Wednesday, March 10, 2010

FLG Better Never Hear Of His Readers Making This Mistake

I was thinking more about what bothered me so much about Jason's post.

It's this:
Balance them all, so that you always love, but never love immoderately. Isn’t that obviously the more flourishing life?

This and the argument about marginal utility --everything in moderation -- is Aristotelian, not Platonic. A quick note on Plato and Aristotle is in order. I believe that I've mentioned this before, but it never hurts to mention it again.

Many people think of Plato and Aristotle as having rather indistinguishable or replaceable philosophies. Personally, I blame Pico della Mirandola for this. Anyway, here's the cliff's notes of the Western Intellectual tradition.

Plato was concerned about the Good. The Good is universal, eternal, and represented by Forms. So, to re-use the well-worn explanation, there is a Form of a Chair that is Good. Every chair you've ever sat upon was an inferior version of that Form in matter. Plato believed that you could apprehend these Forms through the gift of reason and observation.

Aristotle's view, while in many ways similar, differs in an important respect. Aristotle basically says, "Listen, we can use reason and observation to comprehend of a type of thing, but we can't really apprehend the Good. Best just to focus on the Nature of things, and in particular Human Nature." In a certain way, whether or not a universal Good existed is irrelevant to Aristotle. There's a telos at the end of each natural teleology that we can comprehend and aspire to or appreciate. Therefore, everything in moderation, where moderation is not precisely defined, but determined by what does or doesn't adversely impact our ability to flourish to the highest ability of our Nature.

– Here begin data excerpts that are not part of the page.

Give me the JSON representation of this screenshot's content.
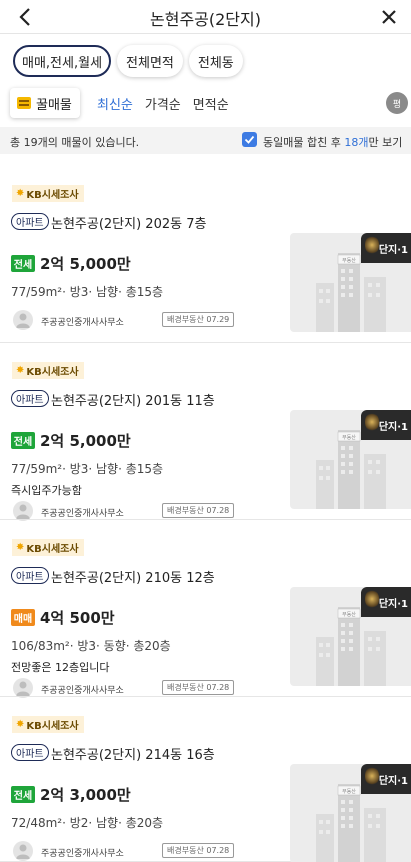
{
  "header": {
    "title": "논현주공(2단지)"
  },
  "filters": {
    "chips": [
      "매매,전세,월세",
      "전체면적",
      "전체동"
    ]
  },
  "sort": {
    "honey_label": "꿀매물",
    "options": [
      "최신순",
      "가격순",
      "면적순"
    ],
    "pyeong_label": "평"
  },
  "summary": {
    "total_text": "총 19개의 매물이 있습니다.",
    "merge_prefix": "동일매물 합친 후 ",
    "merge_count": "18개",
    "merge_suffix": "만 보기"
  },
  "colors": {
    "jeonse": "#1fa53a",
    "maemae": "#f08a1c",
    "accent": "#2f6fd6",
    "navy": "#1e2b57"
  },
  "listings": [
    {
      "badge": "KB시세조사",
      "type": "아파트",
      "name": "논현주공(2단지) 202동 7층",
      "deal": "전세",
      "deal_color": "#1fa53a",
      "price": "2억 5,000만",
      "spec": "77/59m²· 방3· 남향· 총15층",
      "desc": "",
      "agent": "주공공인중개사사무소",
      "source": "배경부동산",
      "date": "07.29",
      "thumb_label": "단지·1",
      "sign": "부동산"
    },
    {
      "badge": "KB시세조사",
      "type": "아파트",
      "name": "논현주공(2단지) 201동 11층",
      "deal": "전세",
      "deal_color": "#1fa53a",
      "price": "2억 5,000만",
      "spec": "77/59m²· 방3· 남향· 총15층",
      "desc": "즉시입주가능함",
      "agent": "주공공인중개사사무소",
      "source": "배경부동산",
      "date": "07.28",
      "thumb_label": "단지·1",
      "sign": "부동산"
    },
    {
      "badge": "KB시세조사",
      "type": "아파트",
      "name": "논현주공(2단지) 210동 12층",
      "deal": "매매",
      "deal_color": "#f08a1c",
      "price": "4억 500만",
      "spec": "106/83m²· 방3· 동향· 총20층",
      "desc": "전망좋은 12층입니다",
      "agent": "주공공인중개사사무소",
      "source": "배경부동산",
      "date": "07.28",
      "thumb_label": "단지·1",
      "sign": "부동산"
    },
    {
      "badge": "KB시세조사",
      "type": "아파트",
      "name": "논현주공(2단지) 214동 16층",
      "deal": "전세",
      "deal_color": "#1fa53a",
      "price": "2억 3,000만",
      "spec": "72/48m²· 방2· 남향· 총20층",
      "desc": "",
      "agent": "주공공인중개사사무소",
      "source": "배경부동산",
      "date": "07.28",
      "thumb_label": "단지·1",
      "sign": "부동산"
    }
  ]
}
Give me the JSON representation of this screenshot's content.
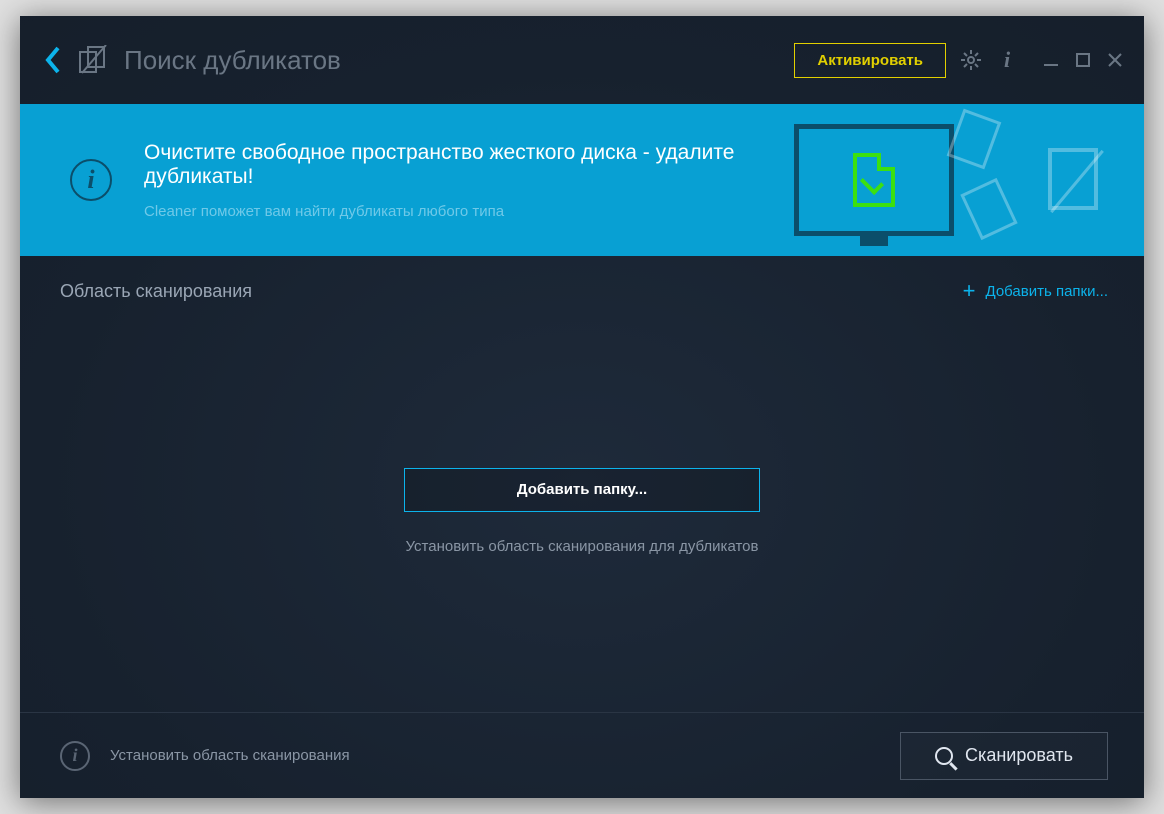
{
  "titlebar": {
    "title": "Поиск дубликатов",
    "activate_label": "Активировать"
  },
  "banner": {
    "heading": "Очистите свободное пространство жесткого диска - удалите дубликаты!",
    "subtitle": "Cleaner поможет вам найти дубликаты любого типа"
  },
  "scan_area": {
    "title": "Область сканирования",
    "add_folders_label": "Добавить папки..."
  },
  "content": {
    "add_folder_label": "Добавить папку...",
    "subtitle": "Установить область сканирования для дубликатов"
  },
  "footer": {
    "hint": "Установить область сканирования",
    "scan_label": "Сканировать"
  }
}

The key point here is that Plato was concerned with the Good and Aristotle with Nature. If pressed, then I'd bet Plato would say that immoderation in the pursuit of the Good would be acceptable. (I'll have to look to see if I can find something on that.) Although, a person who truly apprehended the good probably wouldn't act immoderately in any case. Or perhaps pursuing the Good is never immoderate. I dunno and don't care right now.

What you end up with is a more theoretical, top-down, and deonontological Platonic approach contrasted against a more empirical, bottom-up, and consequentialist Aristotelian view. The dispute between these competing philosophies is the central argument, at least in my mind, of the Western tradition.

For Plato the Good was the alpha and the omega. Therefore, it is not terribly surprising that Augustine was easily able to replace the Good with God. Well, more precisely, the Holy Trinity, but you get the idea. Then, a millennium or so later, you get Aquinas trying to prove the existence of God with from the ground up using formal logic and he looks to "The Philosopher" -- Aristotle. The inclusion of Platonism and Aristotelian within Christian theology blurred the distinction between the two thinkers for some people, I think. But then again Pico della Mirandola explicitly tried to reconcile Plato and Aristotle in the 15th century, so people were aware of the distinction at that time. So, I still blame him.

You can take most of this post or leave it, but if there is one point to take away it's this -- Plato was concerned about the Good and Aristotle with Nature. If your theory about what either one meant in some passage can't be tied back to their primary preoccupation in some fundamental way, then you're flat out wrong.


william randolph brafford said...

In the Augustinian conception, we are supposed to love what is good, but in proportion to its goodness. So if we love something that participates in the Good (or is a divine gift), but we love it too much or too little, we are sinning. So something like moderation appears, but it's not in the Aristotelian way, where virtue is a mean between two vices. Insofar as something is worth loving, it should be loved wholeheartedly.

FLG said...

I think we're on the same page here.